The Medical End of End of Life 

I am a pre-med student in my second year. I want to become a doctor, maybe specialize as an internist. However, I have a question that I’m really nervous about and I don’t know how to bring it up to my professors. I do not know how doctors are involved in end-of-life care. The fact is that, as a doctor, especially as a specialist, you will probably have to deal with people at or near death. I’m kind of squeamish about the idea, which makes asking even more nerve-wracking. What if I get to medical school and I find that it is not something I can do? I feel like this would be a safe neutral place to ask: how are doctors involved in end-of-life care? Do they just write death certificates or do they do more than that? What do they do when a patient dies?

That is a great question. If you are not involved in the medical field, or if you have never had to care for a relative at the end of their life, it can seem like a mystery. Certainly, if you want to go into the medical field, you should have a thorough understanding of what your responsibilities may be.

The fact is that a doctor’s responsibility towards a patient at the end of life varies depending on the physician’s field. In other words, how much you would deal with dead or dying patients depends on which field of medicine you choose. That said, most medical school students learn about death in medical school and spend at least part of their time of study at a palliative care facility, or in acute hospital care, according to online journal The Conversation. In their careers, some doctors almost never deal with patients toward the end of their lives. How often do you think a pediatrician or an ophthalmologist has to deal with dying patients? Furthermore, there are different practices when a patient dies at home, versus when a patient dies at hospice or in a hospital.

However, in all of these situations, doctors take a critical role in pronouncing a patient’s death. If the patient’s family requests one, the doctor may also order an autopsy of the patient, or set the necessary steps for organ donation in motion. Once a patient is pronounced dead, the doctor or medical professional on hand will fill out a form specifying the cause, time, and place of death. According to the National Institute on Aging, this step makes it possible for a person in charge of the remans to prepare a legal certificate of death, which is necessary for life insurance, the execution of wills, and other legal paperwork. The certificate of death itself is typically not prepared by a doctor, but by a funeral home or cremation service. This is to prevent doctors from getting bogged down in the complex legal paperwork of benefits distribution — for example, as Legacy Cremation Services notes, a certificate of death is necessary for relatives of the deceased to receive the deceased’s outstanding veteran or social security benefits.
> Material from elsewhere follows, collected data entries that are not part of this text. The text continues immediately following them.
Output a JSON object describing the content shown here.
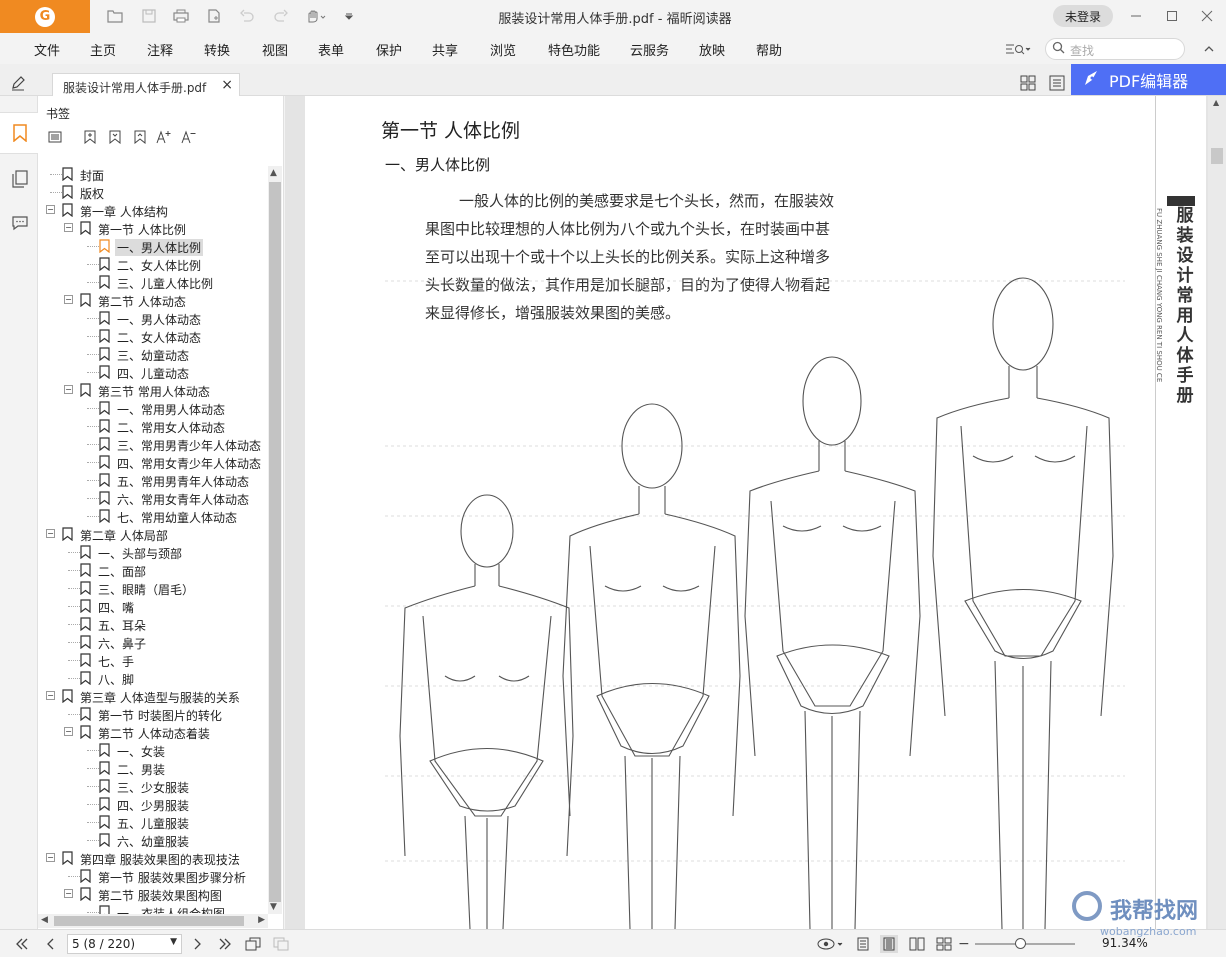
{
  "titlebar": {
    "window_title": "服装设计常用人体手册.pdf - 福昕阅读器",
    "login_label": "未登录",
    "logo_letter": "G"
  },
  "menu": {
    "items": [
      "文件",
      "主页",
      "注释",
      "转换",
      "视图",
      "表单",
      "保护",
      "共享",
      "浏览",
      "特色功能",
      "云服务",
      "放映",
      "帮助"
    ]
  },
  "search": {
    "placeholder": "查找"
  },
  "tab": {
    "label": "服装设计常用人体手册.pdf",
    "close": "×"
  },
  "pdf_editor_label": "PDF编辑器",
  "bookmarks": {
    "title": "书签",
    "items": [
      {
        "label": "封面",
        "level": 0,
        "toggle": ""
      },
      {
        "label": "版权",
        "level": 0,
        "toggle": ""
      },
      {
        "label": "第一章  人体结构",
        "level": 0,
        "toggle": "−"
      },
      {
        "label": "第一节  人体比例",
        "level": 1,
        "toggle": "−"
      },
      {
        "label": "一、男人体比例",
        "level": 2,
        "toggle": "",
        "selected": true
      },
      {
        "label": "二、女人体比例",
        "level": 2,
        "toggle": ""
      },
      {
        "label": "三、儿童人体比例",
        "level": 2,
        "toggle": ""
      },
      {
        "label": "第二节  人体动态",
        "level": 1,
        "toggle": "−"
      },
      {
        "label": "一、男人体动态",
        "level": 2,
        "toggle": ""
      },
      {
        "label": "二、女人体动态",
        "level": 2,
        "toggle": ""
      },
      {
        "label": "三、幼童动态",
        "level": 2,
        "toggle": ""
      },
      {
        "label": "四、儿童动态",
        "level": 2,
        "toggle": ""
      },
      {
        "label": "第三节  常用人体动态",
        "level": 1,
        "toggle": "−"
      },
      {
        "label": "一、常用男人体动态",
        "level": 2,
        "toggle": ""
      },
      {
        "label": "二、常用女人体动态",
        "level": 2,
        "toggle": ""
      },
      {
        "label": "三、常用男青少年人体动态",
        "level": 2,
        "toggle": ""
      },
      {
        "label": "四、常用女青少年人体动态",
        "level": 2,
        "toggle": ""
      },
      {
        "label": "五、常用男青年人体动态",
        "level": 2,
        "toggle": ""
      },
      {
        "label": "六、常用女青年人体动态",
        "level": 2,
        "toggle": ""
      },
      {
        "label": "七、常用幼童人体动态",
        "level": 2,
        "toggle": ""
      },
      {
        "label": "第二章  人体局部",
        "level": 0,
        "toggle": "−"
      },
      {
        "label": "一、头部与颈部",
        "level": 1,
        "toggle": ""
      },
      {
        "label": "二、面部",
        "level": 1,
        "toggle": ""
      },
      {
        "label": "三、眼睛（眉毛）",
        "level": 1,
        "toggle": ""
      },
      {
        "label": "四、嘴",
        "level": 1,
        "toggle": ""
      },
      {
        "label": "五、耳朵",
        "level": 1,
        "toggle": ""
      },
      {
        "label": "六、鼻子",
        "level": 1,
        "toggle": ""
      },
      {
        "label": "七、手",
        "level": 1,
        "toggle": ""
      },
      {
        "label": "八、脚",
        "level": 1,
        "toggle": ""
      },
      {
        "label": "第三章  人体造型与服装的关系",
        "level": 0,
        "toggle": "−"
      },
      {
        "label": "第一节  时装图片的转化",
        "level": 1,
        "toggle": ""
      },
      {
        "label": "第二节  人体动态着装",
        "level": 1,
        "toggle": "−"
      },
      {
        "label": "一、女装",
        "level": 2,
        "toggle": ""
      },
      {
        "label": "二、男装",
        "level": 2,
        "toggle": ""
      },
      {
        "label": "三、少女服装",
        "level": 2,
        "toggle": ""
      },
      {
        "label": "四、少男服装",
        "level": 2,
        "toggle": ""
      },
      {
        "label": "五、儿童服装",
        "level": 2,
        "toggle": ""
      },
      {
        "label": "六、幼童服装",
        "level": 2,
        "toggle": ""
      },
      {
        "label": "第四章  服装效果图的表现技法",
        "level": 0,
        "toggle": "−"
      },
      {
        "label": "第一节  服装效果图步骤分析",
        "level": 1,
        "toggle": ""
      },
      {
        "label": "第二节  服装效果图构图",
        "level": 1,
        "toggle": "−"
      },
      {
        "label": "一、衣装人组合构图",
        "level": 2,
        "toggle": ""
      }
    ]
  },
  "page": {
    "heading1": "第一节    人体比例",
    "heading2": "一、男人体比例",
    "paragraph_lines": [
      "一般人体的比例的美感要求是七个头长，然而，在服装效",
      "果图中比较理想的人体比例为八个或九个头长，在时装画中甚",
      "至可以出现十个或十个以上头长的比例关系。实际上这种增多",
      "头长数量的做法，其作用是加长腿部，目的为了使得人物看起",
      "来显得修长，增强服装效果图的美感。"
    ],
    "side_title": "服装设计常用人体手册",
    "side_pinyin": "FU ZHUANG SHE JI CHANG YONG REN TI SHOU CE"
  },
  "bottom": {
    "page_display": "5 (8 / 220)",
    "zoom": "91.34%",
    "zoom_fraction": 0.45
  },
  "watermark": {
    "text": "我帮找网",
    "url": "wobangzhao.com"
  }
}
You may have heard the terms hospice or palliative care in association with end-of-life treatment, and though the two fields are related, they have slightly different scopes — according to the website of the American Academy of Hospice and Palliative Medicine. Palliative care specializes in relieving patients of the symptoms of a disease or disorder. When most specialists focus on general health or treating a disease or disorder, a palliative care physician has special training in pain management and symptom control. Hospice, on the other hand, is a type of palliative care for patients who have six or fewer months left to live. All hospice is palliative, but not all palliative care is hospice care, as not all palliative care doctors focus on patients near death.